Eu sempre achei isso o fim, masssss… uma vez que você se aventure nesta selva chamada “casamento” (e que inclui toda a sorte de uniões-teoricamente-estáveis, ok? Não vamos nos prender a rótulos), tem que estar ciente de que provavelmente trairá o movimento feminista encarnando a “Eva supracitada”.

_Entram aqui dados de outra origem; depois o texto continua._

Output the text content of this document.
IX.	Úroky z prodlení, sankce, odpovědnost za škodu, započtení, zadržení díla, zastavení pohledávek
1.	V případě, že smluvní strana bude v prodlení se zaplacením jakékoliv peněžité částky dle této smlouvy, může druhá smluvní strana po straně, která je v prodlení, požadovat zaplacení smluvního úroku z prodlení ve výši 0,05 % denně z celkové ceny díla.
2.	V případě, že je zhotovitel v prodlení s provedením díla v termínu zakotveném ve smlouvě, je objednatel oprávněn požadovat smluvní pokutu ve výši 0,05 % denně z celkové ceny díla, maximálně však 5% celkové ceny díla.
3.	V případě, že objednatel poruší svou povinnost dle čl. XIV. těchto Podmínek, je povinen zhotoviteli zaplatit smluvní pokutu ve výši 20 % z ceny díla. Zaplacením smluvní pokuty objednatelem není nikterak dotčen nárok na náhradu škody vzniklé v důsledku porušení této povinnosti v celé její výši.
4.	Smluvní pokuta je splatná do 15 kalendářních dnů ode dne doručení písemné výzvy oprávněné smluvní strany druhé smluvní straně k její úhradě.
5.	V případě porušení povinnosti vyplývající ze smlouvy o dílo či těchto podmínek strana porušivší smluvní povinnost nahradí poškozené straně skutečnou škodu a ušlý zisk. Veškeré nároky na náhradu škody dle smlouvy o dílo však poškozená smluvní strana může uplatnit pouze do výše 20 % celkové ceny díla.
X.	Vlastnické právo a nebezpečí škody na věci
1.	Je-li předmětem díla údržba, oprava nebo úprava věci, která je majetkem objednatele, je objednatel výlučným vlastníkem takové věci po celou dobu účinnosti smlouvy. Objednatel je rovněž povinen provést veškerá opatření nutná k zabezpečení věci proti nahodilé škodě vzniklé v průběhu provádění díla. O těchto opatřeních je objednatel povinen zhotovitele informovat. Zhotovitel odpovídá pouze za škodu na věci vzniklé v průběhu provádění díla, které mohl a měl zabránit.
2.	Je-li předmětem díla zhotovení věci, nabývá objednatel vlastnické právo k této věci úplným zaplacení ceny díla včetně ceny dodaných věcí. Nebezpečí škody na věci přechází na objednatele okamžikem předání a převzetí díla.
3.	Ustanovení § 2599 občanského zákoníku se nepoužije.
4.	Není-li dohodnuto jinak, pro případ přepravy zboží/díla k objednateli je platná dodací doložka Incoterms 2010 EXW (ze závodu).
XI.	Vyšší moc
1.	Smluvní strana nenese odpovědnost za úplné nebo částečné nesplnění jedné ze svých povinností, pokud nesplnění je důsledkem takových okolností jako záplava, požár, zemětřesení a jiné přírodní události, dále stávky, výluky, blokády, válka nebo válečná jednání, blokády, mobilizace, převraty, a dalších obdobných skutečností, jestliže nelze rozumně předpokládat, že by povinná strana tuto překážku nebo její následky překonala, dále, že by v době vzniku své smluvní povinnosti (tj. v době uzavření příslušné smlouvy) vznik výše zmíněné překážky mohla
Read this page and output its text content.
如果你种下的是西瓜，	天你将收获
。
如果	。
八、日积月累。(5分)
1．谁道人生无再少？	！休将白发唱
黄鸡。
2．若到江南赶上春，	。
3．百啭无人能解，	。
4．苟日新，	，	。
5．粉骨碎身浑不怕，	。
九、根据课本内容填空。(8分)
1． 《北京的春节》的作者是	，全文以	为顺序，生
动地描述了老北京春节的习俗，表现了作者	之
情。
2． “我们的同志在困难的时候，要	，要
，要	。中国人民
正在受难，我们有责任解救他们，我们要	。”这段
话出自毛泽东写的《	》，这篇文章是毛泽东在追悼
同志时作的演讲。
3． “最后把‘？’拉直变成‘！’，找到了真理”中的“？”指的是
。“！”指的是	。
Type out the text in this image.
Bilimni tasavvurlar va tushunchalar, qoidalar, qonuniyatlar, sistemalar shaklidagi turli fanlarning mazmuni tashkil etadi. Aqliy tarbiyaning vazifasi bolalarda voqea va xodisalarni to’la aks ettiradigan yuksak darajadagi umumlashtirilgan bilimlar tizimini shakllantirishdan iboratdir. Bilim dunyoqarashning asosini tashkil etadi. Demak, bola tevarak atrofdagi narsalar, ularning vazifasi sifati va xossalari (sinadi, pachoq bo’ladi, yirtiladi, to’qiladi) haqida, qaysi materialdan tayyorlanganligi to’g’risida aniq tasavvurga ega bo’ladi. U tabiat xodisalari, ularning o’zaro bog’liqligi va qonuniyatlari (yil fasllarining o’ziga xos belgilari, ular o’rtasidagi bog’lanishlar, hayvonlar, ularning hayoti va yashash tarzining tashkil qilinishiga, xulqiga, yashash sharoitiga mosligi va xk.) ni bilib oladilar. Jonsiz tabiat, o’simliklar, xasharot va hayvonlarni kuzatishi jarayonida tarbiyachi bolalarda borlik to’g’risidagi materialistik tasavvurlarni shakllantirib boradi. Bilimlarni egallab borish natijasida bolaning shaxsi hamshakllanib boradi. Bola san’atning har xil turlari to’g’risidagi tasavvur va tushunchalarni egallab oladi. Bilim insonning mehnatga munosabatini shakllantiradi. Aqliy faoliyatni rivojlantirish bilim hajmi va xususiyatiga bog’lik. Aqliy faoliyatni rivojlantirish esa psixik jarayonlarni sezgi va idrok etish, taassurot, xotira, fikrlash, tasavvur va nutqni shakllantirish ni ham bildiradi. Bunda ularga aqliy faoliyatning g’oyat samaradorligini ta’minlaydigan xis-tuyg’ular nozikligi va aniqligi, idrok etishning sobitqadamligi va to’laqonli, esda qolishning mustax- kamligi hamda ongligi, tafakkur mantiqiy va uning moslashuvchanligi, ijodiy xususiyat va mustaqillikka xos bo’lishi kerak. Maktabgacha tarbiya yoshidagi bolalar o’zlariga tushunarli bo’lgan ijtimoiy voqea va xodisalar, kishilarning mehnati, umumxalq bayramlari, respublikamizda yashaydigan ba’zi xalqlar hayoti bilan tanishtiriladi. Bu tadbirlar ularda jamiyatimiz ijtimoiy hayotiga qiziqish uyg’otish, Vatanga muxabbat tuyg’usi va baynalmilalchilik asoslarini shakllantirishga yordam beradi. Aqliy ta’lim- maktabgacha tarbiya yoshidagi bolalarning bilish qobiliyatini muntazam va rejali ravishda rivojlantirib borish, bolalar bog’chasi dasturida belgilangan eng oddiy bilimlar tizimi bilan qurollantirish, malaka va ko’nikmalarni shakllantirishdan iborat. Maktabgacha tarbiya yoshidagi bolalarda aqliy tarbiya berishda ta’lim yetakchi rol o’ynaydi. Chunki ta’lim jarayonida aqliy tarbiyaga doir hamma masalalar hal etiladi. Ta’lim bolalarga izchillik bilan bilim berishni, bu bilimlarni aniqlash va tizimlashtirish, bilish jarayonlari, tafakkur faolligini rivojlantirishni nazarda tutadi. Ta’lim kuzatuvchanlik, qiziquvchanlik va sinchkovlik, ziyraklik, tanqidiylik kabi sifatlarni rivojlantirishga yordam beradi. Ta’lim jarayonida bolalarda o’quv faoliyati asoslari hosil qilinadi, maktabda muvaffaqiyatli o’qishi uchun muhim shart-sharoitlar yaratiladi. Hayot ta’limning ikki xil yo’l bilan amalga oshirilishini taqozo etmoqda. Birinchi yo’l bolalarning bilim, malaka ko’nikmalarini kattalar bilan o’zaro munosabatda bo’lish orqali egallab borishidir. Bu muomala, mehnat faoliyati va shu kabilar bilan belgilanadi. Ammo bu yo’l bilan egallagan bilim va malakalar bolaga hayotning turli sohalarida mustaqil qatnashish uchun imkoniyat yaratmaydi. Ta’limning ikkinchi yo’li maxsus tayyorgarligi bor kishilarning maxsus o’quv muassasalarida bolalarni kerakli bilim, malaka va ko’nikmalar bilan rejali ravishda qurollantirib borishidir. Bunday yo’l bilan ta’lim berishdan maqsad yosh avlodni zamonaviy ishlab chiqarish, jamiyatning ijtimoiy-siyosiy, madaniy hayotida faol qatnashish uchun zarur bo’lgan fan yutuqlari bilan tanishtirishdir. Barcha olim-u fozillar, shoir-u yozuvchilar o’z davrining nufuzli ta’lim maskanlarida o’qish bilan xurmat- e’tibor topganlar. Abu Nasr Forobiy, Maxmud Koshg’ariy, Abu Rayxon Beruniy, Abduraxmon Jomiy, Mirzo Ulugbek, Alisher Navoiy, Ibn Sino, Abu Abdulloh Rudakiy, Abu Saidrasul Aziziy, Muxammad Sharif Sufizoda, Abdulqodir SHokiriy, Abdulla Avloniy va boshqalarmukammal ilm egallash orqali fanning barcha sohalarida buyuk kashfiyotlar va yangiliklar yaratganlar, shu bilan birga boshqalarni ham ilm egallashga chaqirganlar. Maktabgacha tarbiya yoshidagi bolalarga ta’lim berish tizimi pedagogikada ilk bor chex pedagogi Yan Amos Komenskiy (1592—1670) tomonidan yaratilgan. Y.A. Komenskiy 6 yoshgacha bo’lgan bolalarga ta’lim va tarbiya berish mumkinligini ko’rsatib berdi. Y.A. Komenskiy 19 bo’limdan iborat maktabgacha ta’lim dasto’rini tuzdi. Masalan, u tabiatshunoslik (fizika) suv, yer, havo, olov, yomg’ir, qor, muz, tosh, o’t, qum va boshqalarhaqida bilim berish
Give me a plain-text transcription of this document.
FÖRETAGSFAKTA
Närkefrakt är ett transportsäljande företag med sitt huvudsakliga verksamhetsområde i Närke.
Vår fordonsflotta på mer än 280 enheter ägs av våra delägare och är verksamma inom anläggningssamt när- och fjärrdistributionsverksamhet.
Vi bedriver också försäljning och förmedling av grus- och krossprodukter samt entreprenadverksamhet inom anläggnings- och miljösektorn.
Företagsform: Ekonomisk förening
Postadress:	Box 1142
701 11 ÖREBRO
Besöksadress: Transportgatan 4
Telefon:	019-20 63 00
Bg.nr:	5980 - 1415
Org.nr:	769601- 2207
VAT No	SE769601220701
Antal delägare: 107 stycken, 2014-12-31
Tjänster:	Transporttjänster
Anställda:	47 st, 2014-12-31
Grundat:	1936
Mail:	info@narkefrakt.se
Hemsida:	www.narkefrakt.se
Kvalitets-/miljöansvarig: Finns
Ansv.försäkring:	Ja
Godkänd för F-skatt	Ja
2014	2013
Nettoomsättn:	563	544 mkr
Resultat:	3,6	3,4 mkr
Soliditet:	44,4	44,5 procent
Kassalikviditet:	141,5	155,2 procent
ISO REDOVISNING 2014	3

Quando decidi “me misturar” com um homem, foi com alguém bem diferente do meu pai. Um cara moderno, bem educado, com a mente aberta, que não se liga em futebol, não bebe, etc. Alguém que nem parecia ser descendente da mesma espécie em extinção que é o meu pai! Enfim… era OUTRA PARADA, entende? Achei que com um homem tipo “modelo de última geração” eu poderia ser uma mulher de última geração, preferindo discutir, argumentar de igual pra igual, sem precisar lançar mão do suposto talento pra manipulação.Nossa primeira crise foi muito mais financeira do que conjugal (se bem que minha teoria é que toda crise financeira acaba em algum momento virando crise conjugal. Eu até tentei usar a falta de dinheiro de uma forma benéfica, tipo, pensar naquela conta de luz que graças a Deus veio mais baixa esse mês, pra potencializar o orgasmo, mas não deu muito certo), e é nessas horas que alguns segredos sombrios se revelam.
Como eu estava mais por dentro da parte financeira da casa, tomei a frente da situação, buscando as soluções cabíveis pra sairmos do vermelho. Encurtando a história: depois de uma das milhares de brigas que tivemos sobre tais decisões (às quais ele se opunha sistematicamente), ele me solta a pérola: “Quer, por favor, me deixar ser o homem da casa de vez em quando?” (bom, se o cara tem que pedir é porque… enfim…).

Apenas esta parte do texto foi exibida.